Broader implications
The structural mismatch between pre-training vocabulary and post-training data distribution is not unique to MiniMax. As models grow, tokenizers are trained on massive, diverse corpora that inevitably include rare or language-specific tokens. Post-training datasets, by contrast, are curated for instruction-following and safety, and their distribution naturally undersamples low-frequency tokens.
MiniMax argues that post-training data quality should be measured along two dimensions: semantic diversity (task and domain coverage) and token-level coverage (ensuring every token appears as a generation target at least once). Adding token coverage as a routine monitoring metric could prevent similar issues from appearing in production.

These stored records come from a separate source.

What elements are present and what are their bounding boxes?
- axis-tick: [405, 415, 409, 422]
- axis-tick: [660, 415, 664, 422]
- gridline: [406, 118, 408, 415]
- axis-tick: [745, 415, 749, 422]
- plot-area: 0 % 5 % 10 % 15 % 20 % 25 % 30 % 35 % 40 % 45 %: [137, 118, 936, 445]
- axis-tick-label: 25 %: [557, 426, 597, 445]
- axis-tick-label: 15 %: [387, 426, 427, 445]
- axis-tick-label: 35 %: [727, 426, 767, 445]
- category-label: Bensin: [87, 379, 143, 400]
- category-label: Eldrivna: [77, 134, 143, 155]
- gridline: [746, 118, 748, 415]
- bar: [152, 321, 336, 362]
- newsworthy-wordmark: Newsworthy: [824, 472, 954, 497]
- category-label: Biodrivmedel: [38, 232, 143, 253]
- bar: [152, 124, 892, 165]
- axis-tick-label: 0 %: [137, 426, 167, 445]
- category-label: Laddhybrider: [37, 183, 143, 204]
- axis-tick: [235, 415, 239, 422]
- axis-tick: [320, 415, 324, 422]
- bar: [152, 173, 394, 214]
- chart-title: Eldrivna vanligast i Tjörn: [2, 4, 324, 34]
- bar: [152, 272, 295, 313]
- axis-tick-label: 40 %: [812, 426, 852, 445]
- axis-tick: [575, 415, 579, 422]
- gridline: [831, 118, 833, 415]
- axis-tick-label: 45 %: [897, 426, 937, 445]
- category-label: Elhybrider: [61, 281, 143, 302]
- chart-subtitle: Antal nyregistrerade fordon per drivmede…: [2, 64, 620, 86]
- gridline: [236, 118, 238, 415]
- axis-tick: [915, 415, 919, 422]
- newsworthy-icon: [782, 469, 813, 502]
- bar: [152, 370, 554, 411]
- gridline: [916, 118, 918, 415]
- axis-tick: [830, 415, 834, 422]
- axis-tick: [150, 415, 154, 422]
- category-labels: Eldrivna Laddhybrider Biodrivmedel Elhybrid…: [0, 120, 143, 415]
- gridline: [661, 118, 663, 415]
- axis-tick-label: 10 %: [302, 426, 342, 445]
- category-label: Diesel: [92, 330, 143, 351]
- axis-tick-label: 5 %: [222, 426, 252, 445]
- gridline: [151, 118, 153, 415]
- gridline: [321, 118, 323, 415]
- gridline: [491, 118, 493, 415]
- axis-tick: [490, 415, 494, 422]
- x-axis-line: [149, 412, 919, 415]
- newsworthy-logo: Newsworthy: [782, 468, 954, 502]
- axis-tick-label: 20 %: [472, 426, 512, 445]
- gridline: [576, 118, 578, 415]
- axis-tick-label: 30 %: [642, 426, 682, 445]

With the release of other models like Opus 4.7 also announcing tokenizer changes, the industry is clearly aware that tokenizer design and post-training data alignment remain areas with significant optimization potential.
Conclusion
The sparse token forgetting phenomenon has a clear mechanism: during SFT, lm_head vectors for low-frequency tokens drift without being corrected by gradient updates, reducing their generation probability below usable thresholds. Input embeddings remain stable, preserving comprehension. A simple full-vocabulary coverage strategy, adding synthetic repetition data, effectively anchors all token representations, resolving both the Ma Jiaqi case and the Japanese language mixing bug.